Adoram os telejornais estatísticas e percentagens. Através de um deles fiquei há dias a saber que em Portugal, com 6,6% de taxa de desemprego nos pouco mais de cinco milhões de gente activa, existem aproximadamente 230mil, “Nem-Nem`s”.
Não fosse coisa séria e teria a sigla a sua graça, pois significa gente jovem, entre os 25 e os 34 anos, que, precisamente: “Nem” estuda, “Nem” trabalha. E se o número nos descontrai no contexto geral, ao vê-lo agora, dentro e apenas da referida taxa etária, um milhão, ganha certamente outro peso. E é bastante!
Ora; sem esta sigla engraçada e certamente algum estudo socio-económico que o explica e justifica, mas com outros nomes, justos ou não, nada abonatórios, sempre os houve. Houve na altura de meu pai e a sua 4ª classe, mas só quem podia. Ouve na minha, com o ciclo preparatório obrigatório, mas ainda não gratuito, uns quantos. Eram outros tempos e o esforço para estudar era maior, e maior o fosso, entre aqueles que academicamente atingiam o topo e os outros, que pelo caminho se ficavam.

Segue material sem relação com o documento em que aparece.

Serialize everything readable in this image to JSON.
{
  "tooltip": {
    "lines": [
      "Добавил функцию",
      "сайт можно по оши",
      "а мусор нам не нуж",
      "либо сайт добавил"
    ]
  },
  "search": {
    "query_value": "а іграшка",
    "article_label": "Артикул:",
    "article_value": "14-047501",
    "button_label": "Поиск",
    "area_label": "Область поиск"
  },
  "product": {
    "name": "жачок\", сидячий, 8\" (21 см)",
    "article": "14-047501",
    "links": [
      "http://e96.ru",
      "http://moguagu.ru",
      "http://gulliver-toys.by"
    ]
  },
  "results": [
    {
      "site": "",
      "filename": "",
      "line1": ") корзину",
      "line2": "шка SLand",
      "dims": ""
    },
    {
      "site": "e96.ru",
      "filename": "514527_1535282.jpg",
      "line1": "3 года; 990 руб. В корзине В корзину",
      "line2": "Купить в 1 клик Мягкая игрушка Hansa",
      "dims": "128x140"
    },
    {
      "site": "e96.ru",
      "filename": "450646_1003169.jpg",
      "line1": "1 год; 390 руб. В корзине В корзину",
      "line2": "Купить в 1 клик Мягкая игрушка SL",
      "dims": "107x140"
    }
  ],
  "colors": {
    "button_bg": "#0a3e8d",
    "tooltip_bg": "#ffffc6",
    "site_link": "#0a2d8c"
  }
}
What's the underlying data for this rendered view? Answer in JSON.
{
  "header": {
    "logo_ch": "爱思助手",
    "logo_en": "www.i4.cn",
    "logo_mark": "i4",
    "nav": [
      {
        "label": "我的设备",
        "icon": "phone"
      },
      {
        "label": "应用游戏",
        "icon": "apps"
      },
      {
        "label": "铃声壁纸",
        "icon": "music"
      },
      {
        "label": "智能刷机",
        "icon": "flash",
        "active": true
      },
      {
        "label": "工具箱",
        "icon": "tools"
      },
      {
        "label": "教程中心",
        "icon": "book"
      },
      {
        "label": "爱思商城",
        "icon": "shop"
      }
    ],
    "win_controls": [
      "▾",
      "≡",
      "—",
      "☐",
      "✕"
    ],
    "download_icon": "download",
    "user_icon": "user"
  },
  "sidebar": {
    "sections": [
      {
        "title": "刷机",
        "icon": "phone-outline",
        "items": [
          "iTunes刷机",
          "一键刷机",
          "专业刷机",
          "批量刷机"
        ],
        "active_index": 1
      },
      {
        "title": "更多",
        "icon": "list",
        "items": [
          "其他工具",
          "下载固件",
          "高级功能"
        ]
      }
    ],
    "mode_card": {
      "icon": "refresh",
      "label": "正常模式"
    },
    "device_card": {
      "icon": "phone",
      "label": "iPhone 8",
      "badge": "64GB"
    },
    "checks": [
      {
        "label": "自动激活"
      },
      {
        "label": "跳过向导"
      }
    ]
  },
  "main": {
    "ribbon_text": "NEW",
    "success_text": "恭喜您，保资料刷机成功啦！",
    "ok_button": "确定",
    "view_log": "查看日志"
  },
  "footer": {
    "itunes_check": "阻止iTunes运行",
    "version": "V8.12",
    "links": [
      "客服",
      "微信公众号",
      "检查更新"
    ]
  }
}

E se por um lado, no tempo e progresso, fomos eliminando uma serie de actividades laborais entre medias, como o comercio tradicional, que muitas vezes de geração em geração dava emprego a famílias ou parte delas. Desindustrializado o país e em via de extinção a actividade fabril, descontextualizando o termo “operário”, foi-se deixando apenas os extremos. O confortável, mas escasso, competitivo e limitado ao nosso tamanho, e o outro, exigente, árduo e mal pago, nada atractivo para quem não as “queimando” todas, queimou algumas pestanas até ao 11º. Gratuito e em breve, livre de exames.
Por outro e em consequência, desenvolvemos nas últimas décadas uma mentalidade reflexa desse fosso, obsessiva pela formação superior, como única e possível forma de se, “ser alguém”, neste Mundo. Obrigando um pai que aos três anos do filho, o quer apenas feliz, e aos treze que se forme; seja no que for: -Pois é para isso que eu trabalho! Para que seja alguém! Sinonimo de ser feliz aos três, formado aos vinte e três.
Abandonou-se assim quase por completo o sentido, “vocação”, vocacionando-se hoje os jovens para muita coisa, que à porta da universidade pode ser esta, ou outra, havendo média. Resultando muitas vezes em gente, talvez entre os 25 e 34 anos, que se prepara para viver no resto da vida activa, em oito horas diárias, uma actividade de que nem gosta afinal. A uns, vemo-los depois mais tarde a descobrir noutra área a sua realização. Outros, acumulam frustração e cometem sucessivos erros médicos; por exemplo.
E depois, desculpem-me alguns, mas resulta dessa mentalidade uma consciência que por vezes chega tarde, de que nem tudo se faz com os polegares ou no computador e trabalhar com o corpo, é no ginásio. Paguei ferias, fazendo artesanato na beira da praia. Fui a concertos com dinheiro ganho a vender tralha na feira da ladra. Dependia, quanto a pedir aos pais, do “-Pode ser?”, e eles podiam pouco. Semanada, era coisa nova e só para alguns e mesmo esses, faziam uns extras a cortar a relva, lavar o carro ou arrumar a garagem. Não duvido que hoje, haja quem veja nisso, algum incentivo à cultura capitalista ou mercantil. Ou pior, exploração de menores. Pois certo, é a semanada, como compensação económica gratuita, hábito, de exigência errada perante a vida.
Chamem-me até retrogrado, mas penso e entendo ser socialmente difícil, perceber a onde a dificuldade refinadora e selectiva, passa a inibidora e exclusivista. Também, determinar a onde, o comum acesso passa a facilitismo desmotivador e errante, o é certamente. Mas nada me impede de achar, que preparar jovens para uma sociedade competitiva e em constante mutação e exigência; que sim, cada vez mais reserva um lugar para todos, mas a onde nem todos os lugares são igualmente confortáveis, facilitando-lhe a vida, seja inteligente. Pendurando-os na família, jovens e saudáveis, mas acomodados e incapazes de tal como outros, entre os 25 e os 34 anos, se fazerem ao rio às seis da manhã à cata de marés e marisco. Dobrarem a coluna na apanha de fruta, ou fazerem orgulhosamente um turno, num call-center ou caixa de grande superfície, enquanto lutam por melhor oportunidade. Alguns mesmo, estudando à noite. Pois é a esses, os que em justiça seriam os, “Sim”, trabalham, e “Sim”, também estudam, que eu presto homenagem: -Bom futuro!